One of my favourite parts about Persona 5 is the simplicity in its design and scope. Even though it can get rather deep, it doesn’t have that issue that a lot of RPGs have where if you leave it for while and come back, it feels foreign. The fact that the overall gameplay, including the combat, is not overly complicated means that it’s both easy to pick up and allows for the game to be incredibly accessible for a wide variety of audiences. The fact that I have never played a Persona 5 game before and managed to pick it up so easily is a testament to the great design that Atlus have implemented. The game mechanics are vital but not needlessly convoluted or confusing.
It doesn’t take much to see that everything about Persona 5 has style. Whether it be the flashy manoeuvres that you and your friends pull off to just the visual design of the game itself and the menus, everything helps make the game stand out. While I thought the red, black and white aesthetic was a bit of an odd choice for a lot of the visual themes, it tends to work quite well and definitely sticks out. It’s almost like you’re inside an anime, but the twist on the visuals makes it also seem like the developers just wanted to have more fun instead of going for the same thing that everyone else does. Atlus have done an incredible job at making a game that has enough legs to stand on its own in a market overflowing with releases of this type. One of my favourite parts about the art is that it’s almost minimalist in a sense and it doesn’t chew up a lot of power, so your PS4 won’t be turning into a fighter jet that heats up your house and deafens the neighbours. This also allows for the game to run perfectly. During my time playing the game, not once did I ever experience a bug, glitch, drop in frames or a crash. That’s not to say that these things don’t exist, I’m sure they do, but from my experience they’re a rare occurrence, which is nice to see in this age of ‘ship broken, patch later’ mentality.
Going on with the fact that Persona 5 just oozes with style, the soundtrack is by far one of the funkiest video game soundtracks I have ever heard.
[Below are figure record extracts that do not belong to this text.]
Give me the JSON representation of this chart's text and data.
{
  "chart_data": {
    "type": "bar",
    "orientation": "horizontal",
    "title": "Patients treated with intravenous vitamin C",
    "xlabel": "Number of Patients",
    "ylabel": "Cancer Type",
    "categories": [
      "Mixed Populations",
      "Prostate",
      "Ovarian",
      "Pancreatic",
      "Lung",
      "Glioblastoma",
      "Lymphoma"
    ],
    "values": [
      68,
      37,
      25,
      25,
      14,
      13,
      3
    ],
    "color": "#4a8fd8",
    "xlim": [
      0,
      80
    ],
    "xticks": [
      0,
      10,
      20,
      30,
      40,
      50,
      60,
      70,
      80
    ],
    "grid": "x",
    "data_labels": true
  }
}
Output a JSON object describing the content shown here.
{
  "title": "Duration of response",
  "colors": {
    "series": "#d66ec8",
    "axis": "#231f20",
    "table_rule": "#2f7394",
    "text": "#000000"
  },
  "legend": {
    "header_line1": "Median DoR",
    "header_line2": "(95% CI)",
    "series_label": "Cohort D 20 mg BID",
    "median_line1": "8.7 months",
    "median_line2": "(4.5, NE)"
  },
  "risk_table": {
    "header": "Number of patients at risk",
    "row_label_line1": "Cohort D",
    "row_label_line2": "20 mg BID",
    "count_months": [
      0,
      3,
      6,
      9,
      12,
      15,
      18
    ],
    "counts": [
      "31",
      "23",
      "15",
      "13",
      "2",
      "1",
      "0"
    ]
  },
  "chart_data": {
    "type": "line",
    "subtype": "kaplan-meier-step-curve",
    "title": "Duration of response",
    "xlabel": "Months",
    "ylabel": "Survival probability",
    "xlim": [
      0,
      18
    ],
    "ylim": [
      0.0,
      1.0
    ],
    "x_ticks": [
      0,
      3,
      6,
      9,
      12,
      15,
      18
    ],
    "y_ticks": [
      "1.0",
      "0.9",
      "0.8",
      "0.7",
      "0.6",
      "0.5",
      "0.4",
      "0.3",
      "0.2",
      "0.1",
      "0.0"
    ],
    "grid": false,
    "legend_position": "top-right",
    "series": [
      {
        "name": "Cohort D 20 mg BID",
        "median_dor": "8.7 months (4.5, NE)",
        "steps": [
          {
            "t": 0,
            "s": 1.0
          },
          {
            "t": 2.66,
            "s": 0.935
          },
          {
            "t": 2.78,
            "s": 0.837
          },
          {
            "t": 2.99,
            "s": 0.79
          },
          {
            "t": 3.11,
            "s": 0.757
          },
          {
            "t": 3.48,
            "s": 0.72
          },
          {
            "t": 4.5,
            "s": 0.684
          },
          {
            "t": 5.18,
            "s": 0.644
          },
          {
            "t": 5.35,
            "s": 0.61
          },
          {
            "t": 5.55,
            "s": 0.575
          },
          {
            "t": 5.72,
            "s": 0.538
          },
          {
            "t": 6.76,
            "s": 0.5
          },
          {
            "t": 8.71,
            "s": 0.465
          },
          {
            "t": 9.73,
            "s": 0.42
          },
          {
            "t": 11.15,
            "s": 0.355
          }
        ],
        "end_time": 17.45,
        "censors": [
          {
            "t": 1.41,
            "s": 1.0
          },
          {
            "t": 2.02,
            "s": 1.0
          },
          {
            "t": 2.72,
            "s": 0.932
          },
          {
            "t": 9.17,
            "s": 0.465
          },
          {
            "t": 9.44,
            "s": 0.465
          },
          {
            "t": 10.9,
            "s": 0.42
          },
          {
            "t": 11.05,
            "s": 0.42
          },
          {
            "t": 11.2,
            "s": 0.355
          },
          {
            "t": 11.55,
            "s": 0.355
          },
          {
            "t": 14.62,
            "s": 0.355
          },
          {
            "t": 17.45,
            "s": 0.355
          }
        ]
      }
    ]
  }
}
It’s not often that I feel I can just listen to some music from a game in my day-to-day life, but Persona 5 is definitely the exception. The music that plays during fights is just so funky. Scores feature creative baselines and there are actual melodies sung by a vocalist, including lyrics. My favourite piece is ‘Last Surprise’, I could listen to it all day. Composer Shoji Meguro and those performing the pieces themselves have displayed great talent and creativity. Persona 5 will hands down attain the top spot for me in terms of its soundtrack. Seriously, nothing beats it.
Now this is where I usually take the time point out the flaws with the game, but if I’m being honest, I can’t really find any. The game is incredibly polished, the story is well written, characters are well designed and just everything else is so incredibly good. I don’t normally give a game such high praise (not even my beloved Soulsborne games), but Atlus have managed to do the nigh impossible.
Persona 5 is by far one of the best games I have ever played on the PS4. Everything about it just oozes with style. Composer Shoji Meguro has also created an excellent soundtrack to go alongside an excellent game. There’s nothing that I can find about the game that I would consider bad. Never before have I wanted to recommend a game so highly. Seriously, if you have a PS4, get it. It will probably go down as my Game of the Year.